Congo

Congo is the second-largest country in Africa and has always been rich in two particular things: natural resources and misery.

The most miserable period of all was when King Leopold II of Belgium used the country as his private rubber farm. He enslaved everyone he encountered and had upwards of ten million people killed. That’s an entire Sweden. Or an entire Belgium, if you prefer.

When Congo gained independence many difficult years later, a certain Joseph Mobutu ended up in the president’s chair. He became most famous for selling his country’s resources to the highest under-the-table bidder, keeping the money for himself, and changing his name to ‘the All-powerful Warrior who, because of his endurance and inflexible will to win, goes from conquest to conquest, leaving fire in his wake’.

This guy, thought the United States, was the future of Congo and Africa. And, with the kind aid of the CIA, the All-powerful Warrior remained in power for several decades. Uranium succeeded rubber as the most interesting natural resource. Indeed, the USA received the uranium for the atomic bombs over Hiroshima and Nagasaki from Congo and, as thanks for the help, assisted in the installation of a Congolese nuclear research facility under the leadership of the all-powerful one who left fire in his wake. It’s possible that this was not the United States’ brightest political decision in history.

In the country where everything was corrupt, no exceptions, large quantities of enriched uranium vanished. Some of it turned up here and there and could be secured, while an unknown amount remained missing.

Time passed. The most important security services in the Western world no longer had the energy to search for what couldn’t be found. What remained was to try to keep any more from reaching the black market. Some of those with operational units found comfort in the fact that at least the missing uranium lost strength with each year that went by.

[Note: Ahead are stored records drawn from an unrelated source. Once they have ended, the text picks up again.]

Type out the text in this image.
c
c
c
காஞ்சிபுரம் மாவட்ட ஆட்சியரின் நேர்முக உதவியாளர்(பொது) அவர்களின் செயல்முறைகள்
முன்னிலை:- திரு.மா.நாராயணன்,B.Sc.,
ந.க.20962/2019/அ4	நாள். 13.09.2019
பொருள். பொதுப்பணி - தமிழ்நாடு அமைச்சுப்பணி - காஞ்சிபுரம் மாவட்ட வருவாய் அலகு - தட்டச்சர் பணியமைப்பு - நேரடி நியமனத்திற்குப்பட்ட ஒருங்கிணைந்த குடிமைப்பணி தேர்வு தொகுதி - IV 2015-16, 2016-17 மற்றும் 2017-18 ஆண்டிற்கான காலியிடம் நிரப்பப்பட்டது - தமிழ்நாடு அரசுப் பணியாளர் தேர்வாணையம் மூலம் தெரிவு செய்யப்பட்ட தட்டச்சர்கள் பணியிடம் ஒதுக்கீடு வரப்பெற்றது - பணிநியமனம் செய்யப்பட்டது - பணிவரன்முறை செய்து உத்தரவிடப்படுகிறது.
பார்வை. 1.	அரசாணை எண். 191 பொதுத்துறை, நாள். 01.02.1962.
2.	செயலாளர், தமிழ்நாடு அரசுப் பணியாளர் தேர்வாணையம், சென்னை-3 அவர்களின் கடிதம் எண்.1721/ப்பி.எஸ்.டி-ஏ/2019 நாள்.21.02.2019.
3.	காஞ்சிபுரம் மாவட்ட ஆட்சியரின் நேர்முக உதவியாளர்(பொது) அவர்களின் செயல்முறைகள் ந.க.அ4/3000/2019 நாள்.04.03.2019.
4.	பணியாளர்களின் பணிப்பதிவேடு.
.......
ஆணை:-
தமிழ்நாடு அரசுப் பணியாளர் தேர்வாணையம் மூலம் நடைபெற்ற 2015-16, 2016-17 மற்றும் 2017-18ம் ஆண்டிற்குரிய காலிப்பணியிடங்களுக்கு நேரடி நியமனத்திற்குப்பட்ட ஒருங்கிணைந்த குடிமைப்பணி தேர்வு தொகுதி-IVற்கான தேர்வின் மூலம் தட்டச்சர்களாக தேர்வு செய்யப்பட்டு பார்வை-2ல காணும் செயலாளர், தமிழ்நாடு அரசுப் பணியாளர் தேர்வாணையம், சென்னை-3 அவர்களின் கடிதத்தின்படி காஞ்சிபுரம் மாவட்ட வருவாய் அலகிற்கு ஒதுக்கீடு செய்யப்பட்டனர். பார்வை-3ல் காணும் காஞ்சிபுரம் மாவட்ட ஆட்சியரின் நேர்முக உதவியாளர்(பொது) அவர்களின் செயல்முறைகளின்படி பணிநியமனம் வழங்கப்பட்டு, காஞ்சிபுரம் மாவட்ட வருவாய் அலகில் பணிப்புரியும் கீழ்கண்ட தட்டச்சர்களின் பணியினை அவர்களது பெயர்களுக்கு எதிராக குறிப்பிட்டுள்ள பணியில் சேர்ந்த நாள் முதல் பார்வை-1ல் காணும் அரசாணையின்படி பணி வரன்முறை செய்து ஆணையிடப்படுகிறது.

German Chancellor Angela Merkel, however, was in possession of knowledge that made her view of the whole thing rather less rosy. Frau Merkel had already been around longer than most of the world’s leaders and she was counting on being re-elected next autumn. Her background as a chemist told her that she would not be in her current position on the day the missing isotope no longer posed a potential threat to her country. To be sure, she still had a lot to give, even at the age of sixty-three, after twenty-eight years in politics. But even so, her own half-life was considerably shorter than that of enriched uranium: four point five billion years.